Ericsson's patents are seen as essential to several telecommunications and networking standards used by Samsung's products, as well as other Ericsson patented inventions that are frequently implemented in wireless and consumer electronics products.
Ericsson said it has concluded that it has no option other than legal action after Samsung has refused all offers.
Samsung previously licensed Ericsson's patents in 2001 and renewed in 2007, but its license has now expired.
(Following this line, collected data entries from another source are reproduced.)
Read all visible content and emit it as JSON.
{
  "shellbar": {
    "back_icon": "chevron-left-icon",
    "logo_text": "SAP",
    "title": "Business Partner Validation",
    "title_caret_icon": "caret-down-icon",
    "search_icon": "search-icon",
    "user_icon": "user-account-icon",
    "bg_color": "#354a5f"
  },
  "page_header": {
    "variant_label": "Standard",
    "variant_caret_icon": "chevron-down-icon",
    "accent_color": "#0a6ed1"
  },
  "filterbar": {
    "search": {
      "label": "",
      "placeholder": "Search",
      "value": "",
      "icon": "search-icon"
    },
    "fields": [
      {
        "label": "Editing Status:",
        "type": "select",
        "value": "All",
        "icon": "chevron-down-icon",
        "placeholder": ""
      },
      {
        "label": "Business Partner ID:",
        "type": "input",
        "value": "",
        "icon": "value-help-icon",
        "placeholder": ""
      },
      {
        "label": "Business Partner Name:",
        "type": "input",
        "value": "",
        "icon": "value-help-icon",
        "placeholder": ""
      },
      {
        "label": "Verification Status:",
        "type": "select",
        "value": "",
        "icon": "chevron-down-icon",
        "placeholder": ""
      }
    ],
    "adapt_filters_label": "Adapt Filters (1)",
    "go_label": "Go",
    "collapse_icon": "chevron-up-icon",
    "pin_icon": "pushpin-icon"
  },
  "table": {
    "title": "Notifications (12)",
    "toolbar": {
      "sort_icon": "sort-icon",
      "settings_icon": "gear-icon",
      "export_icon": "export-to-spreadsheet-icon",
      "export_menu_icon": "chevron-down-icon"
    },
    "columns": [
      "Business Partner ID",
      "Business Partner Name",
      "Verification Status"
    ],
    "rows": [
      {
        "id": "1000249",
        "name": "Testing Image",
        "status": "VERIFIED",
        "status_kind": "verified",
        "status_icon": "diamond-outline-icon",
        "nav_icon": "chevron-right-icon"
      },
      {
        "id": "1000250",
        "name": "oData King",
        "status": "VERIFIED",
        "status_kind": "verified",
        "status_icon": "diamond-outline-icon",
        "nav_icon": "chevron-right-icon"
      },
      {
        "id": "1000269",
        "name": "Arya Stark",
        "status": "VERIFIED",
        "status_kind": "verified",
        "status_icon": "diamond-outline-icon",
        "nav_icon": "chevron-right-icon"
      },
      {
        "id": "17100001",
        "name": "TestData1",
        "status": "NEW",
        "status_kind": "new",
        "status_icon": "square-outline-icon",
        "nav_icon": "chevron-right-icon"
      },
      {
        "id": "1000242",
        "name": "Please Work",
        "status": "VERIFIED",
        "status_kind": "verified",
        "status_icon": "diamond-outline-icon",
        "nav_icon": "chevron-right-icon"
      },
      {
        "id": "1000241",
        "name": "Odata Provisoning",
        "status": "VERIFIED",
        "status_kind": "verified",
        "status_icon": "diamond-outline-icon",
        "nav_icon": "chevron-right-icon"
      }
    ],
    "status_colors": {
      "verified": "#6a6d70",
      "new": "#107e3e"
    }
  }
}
"Ericsson has over 30,000 patents and more than 100 license agreements with all major players in the industry," said Kasim Alfalahi, chief intellectual property officer at Ericsson. "Ericsson has tried long and hard to amicably come to an agreement with Samsung and to sign a license agreement on FRAND terms. We have turned to litigation as a last resort."
Samsung said it has been more than fair and argues that it's Ericsson being unreasonable at the bargaining table.
"This time, Ericsson has demanded significantly higher royalty rates for the same patent portfolio. As we cannot accept such extreme demands, we will take all necessary legal measures to protect against Ericsson’s excessive claims,” Samsung said in a statement provided to The New York Times.
Ericsson filed its complaint in the District Court for the Eastern District of Texas, which is the district where Ericsson's U.S. headquarters is located.